Alcune delle tecnologie più recenti e avanzate che vengono lanciate spesso presentano problemi specifici che devono essere considerati durante le fasi di adozione per combattere con successo i truffatori senza ripercussioni regolamentari. Nella rilevazione delle frodi, la correttezza del modello e il pregiudizio dei dati possono verificarsi quando un sistema è più pesantemente ponderato o manca di rappresentanza di determinati gruppi o categorie di dati. In teoria, un modello predittivo potrebbe erroneamente associare i cognomi di altre culture a conti fraudolenti o falsamente diminuire il rischio all’interno di segmenti di popolazione per determinati tipi di attività finanziarie.

I sistemi di intelligenza artificiale pregiudizievoli possono rappresentare una minaccia seria quando le reputazioni possono essere influenzate e si verificano quando i dati disponibili non sono rappresentativi della popolazione o del fenomeno di esplorazione.

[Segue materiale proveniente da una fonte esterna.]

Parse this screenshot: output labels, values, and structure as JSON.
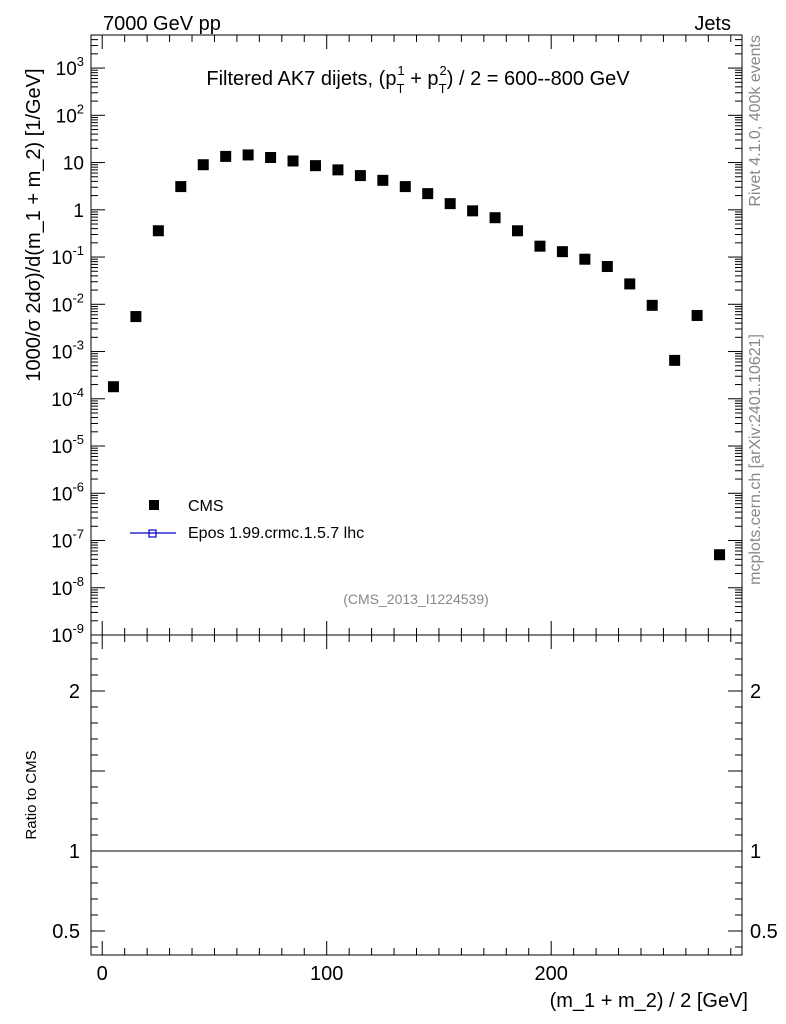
{
  "header": {
    "left": "7000 GeV pp",
    "right": "Jets"
  },
  "side": {
    "rivet": "Rivet 4.1.0,  400k events",
    "mcplots": "mcplots.cern.ch [arXiv:2401.10621]"
  },
  "legend": {
    "data_label": "CMS",
    "mc_label": "Epos 1.99.crmc.1.5.7 lhc"
  },
  "ratio_ylabel": "Ratio to CMS",
  "colors": {
    "data": "#000000",
    "mc": "#0000cc",
    "watermark": "#888888"
  },
  "chart_data": [
    {
      "type": "scatter",
      "title_parts": {
        "pre": "Filtered AK7 dijets, (p",
        "sub1": "T",
        "sup1": "1",
        "mid": " + p",
        "sub2": "T",
        "sup2": "2",
        "post": ") / 2 = 600--800 GeV"
      },
      "watermark": "(CMS_2013_I1224539)",
      "ylabel": "1000/σ  2dσ)/d(m_1 + m_2) [1/GeV]",
      "xlabel": "(m_1 + m_2) / 2 [GeV]",
      "xlim": [
        -5,
        285
      ],
      "ylim_log10": [
        -9,
        3.7
      ],
      "yscale": "log",
      "ytick_labels": [
        {
          "exp": -9,
          "label": "10",
          "sup": "-9"
        },
        {
          "exp": -8,
          "label": "10",
          "sup": "-8"
        },
        {
          "exp": -7,
          "label": "10",
          "sup": "-7"
        },
        {
          "exp": -6,
          "label": "10",
          "sup": "-6"
        },
        {
          "exp": -5,
          "label": "10",
          "sup": "-5"
        },
        {
          "exp": -4,
          "label": "10",
          "sup": "-4"
        },
        {
          "exp": -3,
          "label": "10",
          "sup": "-3"
        },
        {
          "exp": -2,
          "label": "10",
          "sup": "-2"
        },
        {
          "exp": -1,
          "label": "10",
          "sup": "-1"
        },
        {
          "exp": 0,
          "label": "1",
          "sup": ""
        },
        {
          "exp": 1,
          "label": "10",
          "sup": ""
        },
        {
          "exp": 2,
          "label": "10",
          "sup": "2"
        },
        {
          "exp": 3,
          "label": "10",
          "sup": "3"
        }
      ],
      "series": [
        {
          "name": "CMS",
          "x": [
            5,
            15,
            25,
            35,
            45,
            55,
            65,
            75,
            85,
            95,
            105,
            115,
            125,
            135,
            145,
            155,
            165,
            175,
            185,
            195,
            205,
            215,
            225,
            235,
            245,
            255,
            265,
            275
          ],
          "y": [
            0.00018,
            0.0055,
            0.36,
            3.1,
            9.0,
            13.5,
            14.5,
            12.8,
            10.8,
            8.6,
            7.0,
            5.3,
            4.2,
            3.1,
            2.2,
            1.35,
            0.95,
            0.68,
            0.36,
            0.17,
            0.13,
            0.09,
            0.063,
            0.027,
            0.0095,
            0.00065,
            0.0058,
            5e-08
          ]
        }
      ]
    },
    {
      "type": "line",
      "ylabel": "Ratio to CMS",
      "xlim": [
        -5,
        285
      ],
      "ylim": [
        0.35,
        2.35
      ],
      "xticks": [
        0,
        100,
        200
      ],
      "xtick_labels": [
        "0",
        "100",
        "200"
      ],
      "yticks": [
        0.5,
        1,
        2
      ],
      "ytick_labels": [
        "0.5",
        "1",
        "2"
      ],
      "reference_line": 1
    }
  ]
}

Questi dati non includono variabili che catturano correttamente il fenomeno che vogliamo prevedere. In alternativa, i dati potrebbero includere contenuti prodotti da esseri umani che possono contenere pregiudizi contro gruppi di persone, ereditati da esperienze culturali e personali, portando a distorsioni nella presa di decisioni. Anche se i dati potrebbero sembrare oggettivi all’inizio, sono comunque raccolti e analizzati da esseri umani e possono quindi essere pregiudizievoli.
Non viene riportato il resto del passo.